# Forum Home Renovation Stairs, Steps and Ramps  Ramp on uneven ground

## Tiger

My mother uses a walking frame to move around so she needs a ramp to help her move around outside. The step is approx 160 mm high at one end of the step but due to uneven concrete (on the ground) is only 140mm at the other end of the step. So does one just make up a ramp and shim/pack it up to take up the difference or is there another way? Also what kind of slope is the minimum for someone with these walking frames, I know a wheelchair requires 1 in 12 but in this situation is it different?
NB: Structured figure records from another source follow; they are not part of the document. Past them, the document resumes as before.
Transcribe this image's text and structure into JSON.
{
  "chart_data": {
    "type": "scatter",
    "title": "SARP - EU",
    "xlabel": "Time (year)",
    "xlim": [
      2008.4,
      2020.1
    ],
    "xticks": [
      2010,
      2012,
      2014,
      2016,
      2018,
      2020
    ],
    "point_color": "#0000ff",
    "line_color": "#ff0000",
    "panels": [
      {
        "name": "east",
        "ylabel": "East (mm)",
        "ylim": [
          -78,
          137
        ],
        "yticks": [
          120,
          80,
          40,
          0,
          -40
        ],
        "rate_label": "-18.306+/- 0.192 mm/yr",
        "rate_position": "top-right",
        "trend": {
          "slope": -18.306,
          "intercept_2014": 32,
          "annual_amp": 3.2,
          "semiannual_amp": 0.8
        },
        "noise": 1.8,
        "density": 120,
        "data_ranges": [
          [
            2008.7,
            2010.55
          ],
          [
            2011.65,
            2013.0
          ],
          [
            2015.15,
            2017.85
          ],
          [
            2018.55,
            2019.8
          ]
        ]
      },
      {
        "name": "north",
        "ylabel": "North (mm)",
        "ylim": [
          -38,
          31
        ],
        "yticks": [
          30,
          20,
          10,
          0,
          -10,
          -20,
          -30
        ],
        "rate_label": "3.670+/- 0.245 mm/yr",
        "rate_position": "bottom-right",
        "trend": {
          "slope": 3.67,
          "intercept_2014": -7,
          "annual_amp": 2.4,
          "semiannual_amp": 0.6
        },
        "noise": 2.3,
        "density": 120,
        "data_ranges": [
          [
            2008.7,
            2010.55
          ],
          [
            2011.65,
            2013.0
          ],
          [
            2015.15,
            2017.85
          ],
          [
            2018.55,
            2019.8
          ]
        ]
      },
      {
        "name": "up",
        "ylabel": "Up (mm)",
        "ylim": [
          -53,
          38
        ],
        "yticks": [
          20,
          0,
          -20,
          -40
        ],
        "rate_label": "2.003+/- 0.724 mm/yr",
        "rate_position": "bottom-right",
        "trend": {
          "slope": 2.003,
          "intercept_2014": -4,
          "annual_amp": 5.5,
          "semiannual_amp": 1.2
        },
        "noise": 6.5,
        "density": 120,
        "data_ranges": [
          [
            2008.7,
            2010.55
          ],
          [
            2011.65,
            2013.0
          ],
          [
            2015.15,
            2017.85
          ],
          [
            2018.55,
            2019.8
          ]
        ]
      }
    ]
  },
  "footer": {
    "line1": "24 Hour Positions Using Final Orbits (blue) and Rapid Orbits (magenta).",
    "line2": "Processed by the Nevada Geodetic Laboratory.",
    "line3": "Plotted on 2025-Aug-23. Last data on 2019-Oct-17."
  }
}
Haven't found any great sites on the actual building of wooden ramps so if anyone has any, please let me know.

----------


## shauck

Just wondering if the uneven concrete is also causing her difficulty. Maybe rectify that too.  
Have a read here Access: Guidelines and information

----------


## Tiger

> Just wondering if the uneven concrete is also causing her difficulty. Maybe rectify that too.  
> Have a read here Access: Guidelines and information

  Not really, it's uneven across the width of what will be the ramp which is intended to be about 800 mm wide. 400 mm of it is pretty level.

----------


## Uncle Bob

Could you post a pic Tiger?

----------


## goldie1

Is it a frame with wheels and brakes ( wheelie walker ) or one which is lifted and carried forward? 
If wheels I would think a a wheel chair ramp 1/14 would be ok but if lift and carry going down a ramp 
sounds hazardous to me. Try here  Victoria - Independent Living Centres Australia for advise

----------